Noch nie war die Stimmenthaltung bei Wahlen in Marokko so hoch wie am vergangenen Freitag. 63 Prozent der Wähler und Wählerinnen blieben zu Hause. Das sind die offiziellen Zahlen. In Wirklichkeit dürfte die Zahl noch viel höher liegen, denn keiner weiß genau, wie viele Menschen gar nicht im Wahlregister aufgeführt sind.

Marokkos Bevölkerung hat genug von einer Scheindemokratie, in der alle Macht vom König ausgeht. Mohammed VI. besetzt den Posten des Premierministers und mehrerer Schlüsselministerien. Sie sind nur ihm und sonst niemandem Rechenschaft schuldig. Die meisten großen Betriebe des Landes gehören der königlichen Familie. Das Aktienpaket, das Mohammed VI. in Marokko hält, wird auf 60 Prozent der Börse von Casablanca geschätzt. Ähnlich wie bereits im April im Nachbarland Algerien, zog die Bevölkerung jetzt den Schluss, gar nicht erst an die Urnen zu gehen.

Das Parlament gilt den Marokkanern als „Register für die Ideen des Königs“; gleichzeitig dient es dem Monarchen als Puffer. Regt sich Unmut in der Bevölkerung ob unsozialer Maßnahmen und Misswirtschaft, dann ist die Volksvertretung schuld. Erfolge hingegen verbucht der König direkt für sich.

Dass auch die islamistische PJD die Unzufriedenheit der Marokkaner nicht für sich vereinnahmen konnte, zeigt, dass immer mehr Menschen dieses Spiel durchschauen. Die Marokkaner haben begriffen, dass es dank der Allmacht des Königs egal ist, wer letztlich in der Regierungskoalition sitzt, zumal die PJD in der Wirtschaftspolitik genauso liberal eingestellt ist wie die meisten weltlichen Parteien.

„Die königliche Mehrheit und die königliche Opposition“, so lautet eines der Schlagwörter, mit dem diejenigen argumentierten, die erst gar nicht an den Wahlen teilnahmen. Sie sind die eigentlichen Gewinner, allen voran die größte islamistische Organisation Marokkos, Al-Adl wal-Ishan.

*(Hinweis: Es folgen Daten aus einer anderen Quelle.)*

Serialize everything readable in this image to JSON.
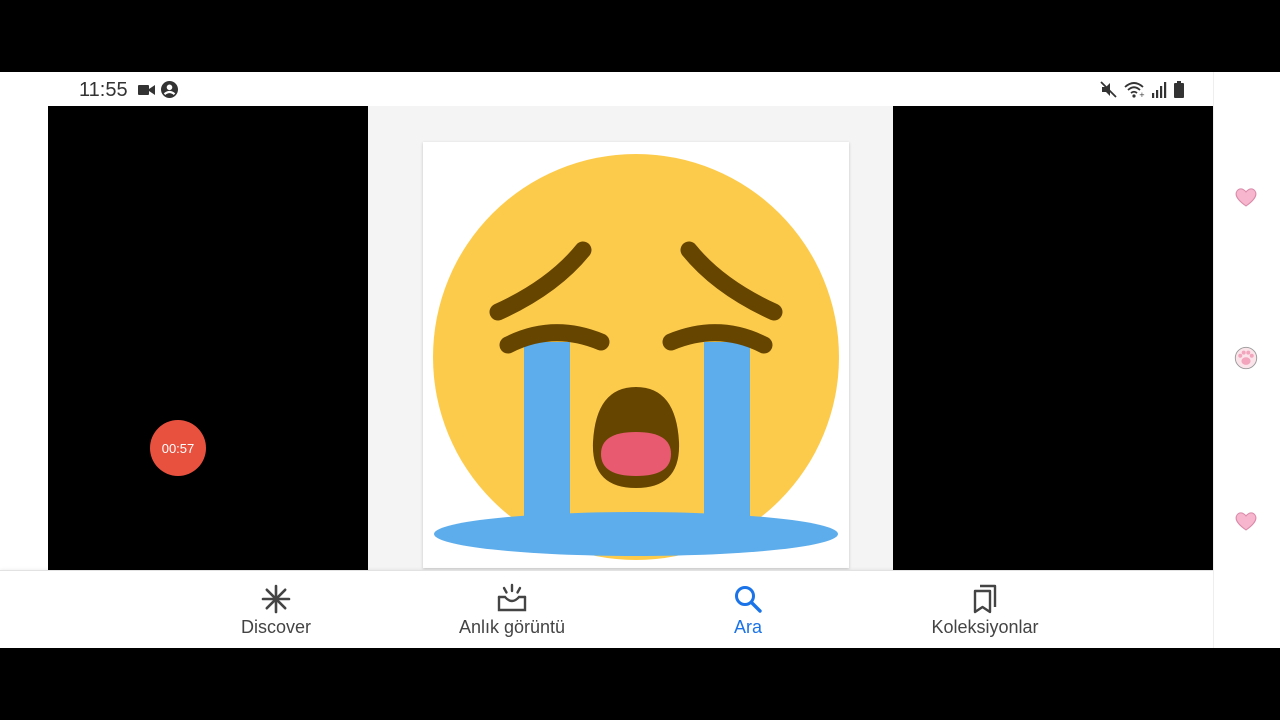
{
  "status_bar": {
    "time": "11:55",
    "left_icons": [
      "video-camera-icon",
      "account-circle-icon"
    ],
    "right_icons": [
      "mute-icon",
      "wifi-icon",
      "cellular-signal-icon",
      "battery-icon"
    ]
  },
  "recording": {
    "timer": "00:57",
    "color": "#e9513f"
  },
  "image": {
    "subject": "loudly-crying-face-emoji"
  },
  "bottom_nav": {
    "items": [
      {
        "label": "Discover",
        "icon": "asterisk-icon",
        "active": false
      },
      {
        "label": "Anlık görüntü",
        "icon": "snapshot-tray-icon",
        "active": false
      },
      {
        "label": "Ara",
        "icon": "search-icon",
        "active": true
      },
      {
        "label": "Koleksiyonlar",
        "icon": "collections-bookmark-icon",
        "active": false
      }
    ],
    "active_color": "#1a73e8"
  },
  "edge_panel": {
    "icons": [
      "heart-icon",
      "paw-icon",
      "heart-icon"
    ]
  }
}
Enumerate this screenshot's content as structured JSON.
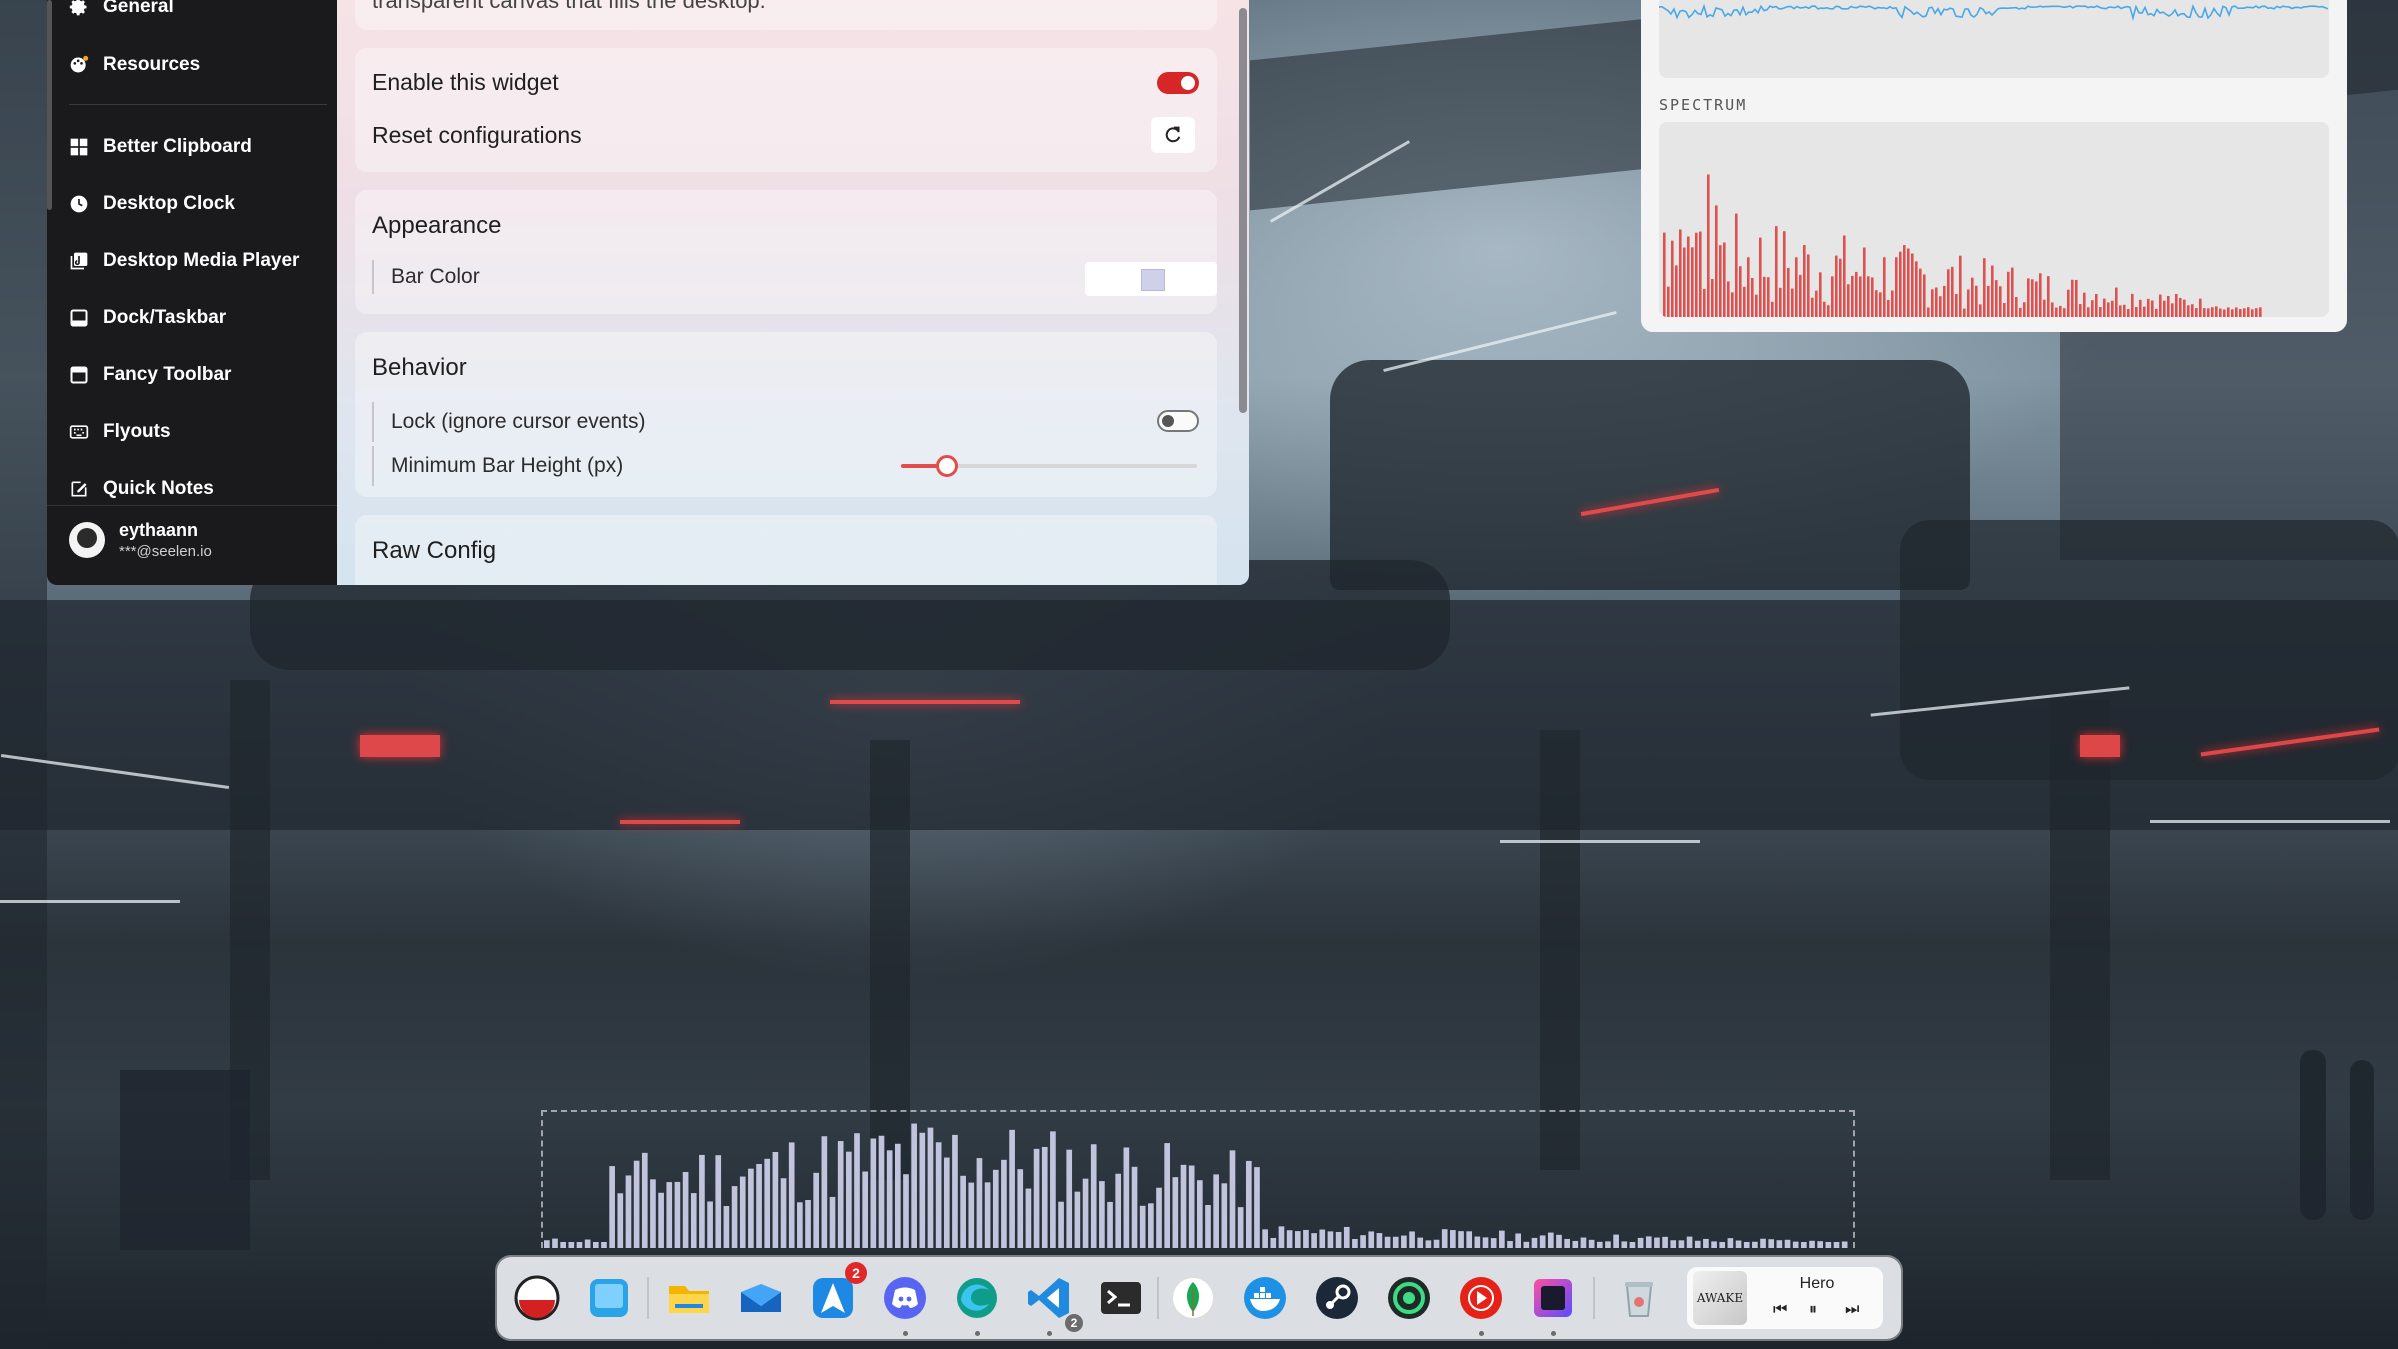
{
  "sidebar": {
    "items": [
      {
        "label": "General",
        "icon": "gear-icon"
      },
      {
        "label": "Resources",
        "icon": "palette-icon"
      },
      {
        "label": "Better Clipboard",
        "icon": "grid-icon"
      },
      {
        "label": "Desktop Clock",
        "icon": "clock-icon"
      },
      {
        "label": "Desktop Media Player",
        "icon": "media-icon"
      },
      {
        "label": "Dock/Taskbar",
        "icon": "dock-icon"
      },
      {
        "label": "Fancy Toolbar",
        "icon": "toolbar-icon"
      },
      {
        "label": "Flyouts",
        "icon": "keyboard-icon"
      },
      {
        "label": "Quick Notes",
        "icon": "note-icon"
      }
    ],
    "user": {
      "name": "eythaann",
      "email": "***@seelen.io"
    }
  },
  "settings": {
    "intro_text": "transparent canvas that fills the desktop.",
    "enable_label": "Enable this widget",
    "enable_on": true,
    "reset_label": "Reset configurations",
    "appearance": {
      "title": "Appearance",
      "bar_color_label": "Bar Color",
      "bar_color": "#cfd0ea"
    },
    "behavior": {
      "title": "Behavior",
      "lock_label": "Lock (ignore cursor events)",
      "lock_on": false,
      "min_bar_label": "Minimum Bar Height (px)",
      "min_bar_fraction": 0.15
    },
    "raw_config_title": "Raw Config"
  },
  "widget": {
    "spectrum_label": "SPECTRUM"
  },
  "colors": {
    "accent": "#d72626",
    "spectrum_bar": "#e05050",
    "wave": "#4aa8e8"
  },
  "dock": {
    "items": [
      {
        "name": "seelen-ui",
        "icon": "seelen-icon"
      },
      {
        "name": "desktop",
        "icon": "desktop-icon"
      },
      {
        "name": "file-explorer",
        "icon": "folder-icon"
      },
      {
        "name": "mail",
        "icon": "mail-icon"
      },
      {
        "name": "navigator",
        "icon": "arrow-app-icon",
        "badge": "2"
      },
      {
        "name": "discord",
        "icon": "discord-icon"
      },
      {
        "name": "edge",
        "icon": "edge-icon"
      },
      {
        "name": "vscode",
        "icon": "vscode-icon",
        "badge_small": "2"
      },
      {
        "name": "terminal",
        "icon": "terminal-icon"
      },
      {
        "name": "mongodb",
        "icon": "leaf-icon"
      },
      {
        "name": "docker",
        "icon": "docker-icon"
      },
      {
        "name": "steam",
        "icon": "steam-icon"
      },
      {
        "name": "app-green",
        "icon": "green-circle-icon"
      },
      {
        "name": "youtube-music",
        "icon": "play-icon"
      },
      {
        "name": "screen-app",
        "icon": "gradient-square-icon"
      },
      {
        "name": "recycle-bin",
        "icon": "trash-icon"
      }
    ],
    "media": {
      "title": "Hero",
      "art_text": "AWAKE"
    }
  }
}
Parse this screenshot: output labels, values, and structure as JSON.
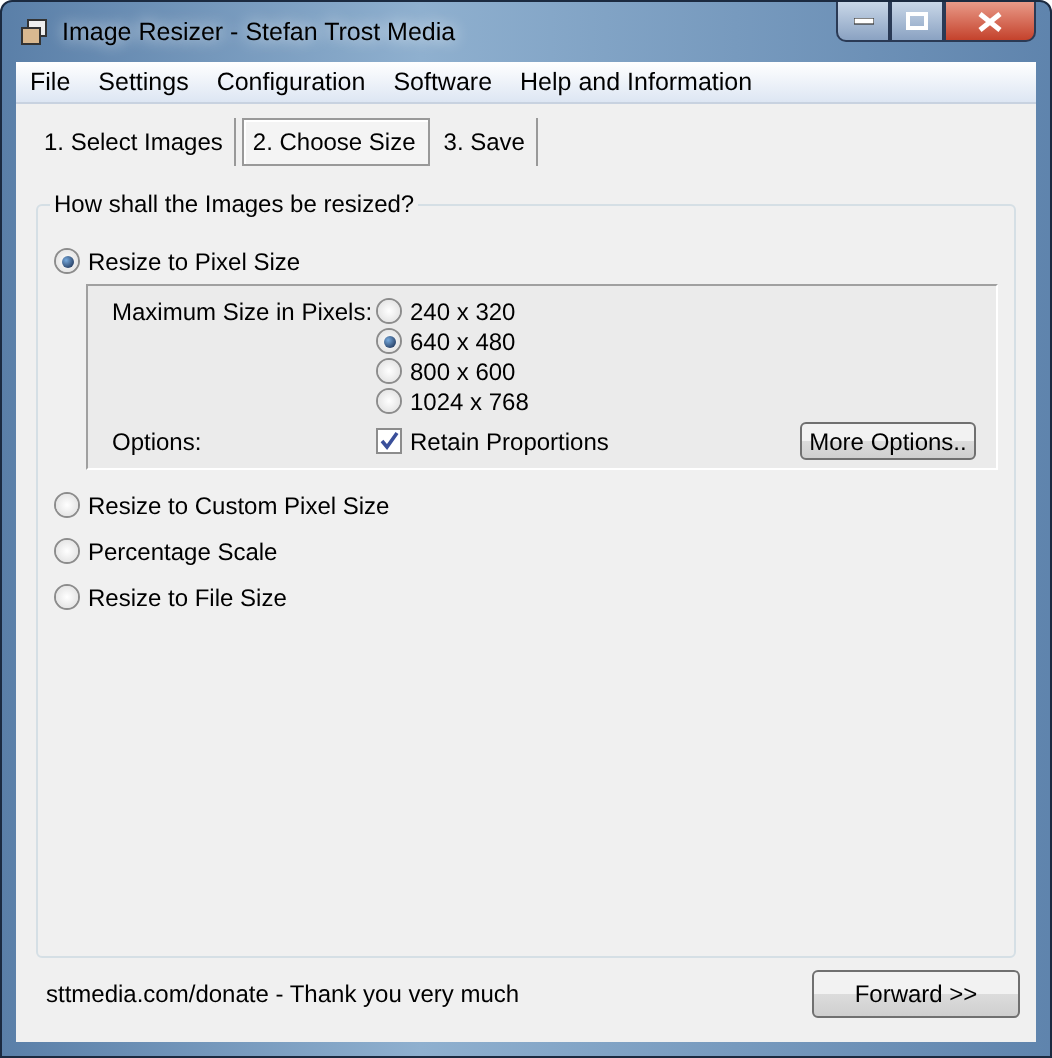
{
  "window": {
    "title": "Image Resizer - Stefan Trost Media"
  },
  "menu": [
    "File",
    "Settings",
    "Configuration",
    "Software",
    "Help and Information"
  ],
  "tabs": [
    {
      "label": "1. Select Images",
      "selected": false
    },
    {
      "label": "2. Choose Size",
      "selected": true
    },
    {
      "label": "3. Save",
      "selected": false
    }
  ],
  "group": {
    "title": "How shall the Images be resized?",
    "modes": [
      {
        "label": "Resize to Pixel Size",
        "selected": true
      },
      {
        "label": "Resize to Custom Pixel Size",
        "selected": false
      },
      {
        "label": "Percentage Scale",
        "selected": false
      },
      {
        "label": "Resize to File Size",
        "selected": false
      }
    ],
    "pixel_panel": {
      "size_label": "Maximum Size in Pixels:",
      "sizes": [
        {
          "label": "240 x 320",
          "selected": false
        },
        {
          "label": "640 x 480",
          "selected": true
        },
        {
          "label": "800 x 600",
          "selected": false
        },
        {
          "label": "1024 x 768",
          "selected": false
        }
      ],
      "options_label": "Options:",
      "retain": {
        "label": "Retain Proportions",
        "checked": true
      },
      "more_button": "More Options.."
    }
  },
  "footer": {
    "text": "sttmedia.com/donate - Thank you very much",
    "button": "Forward >>"
  }
}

Als einzige traut sich die illegale, aber geduldete Organisation, den König frontal anzugehen. Sie spricht ihm nicht nur die Legitimität ab, der Führer alles Gläubigen zu sein. Die Kritik der streitbaren Massenbewegung um Nadia Yassine geht weiter. Sie verlangt sogar eine Republik, in der alle Macht vom Volke ausgeht.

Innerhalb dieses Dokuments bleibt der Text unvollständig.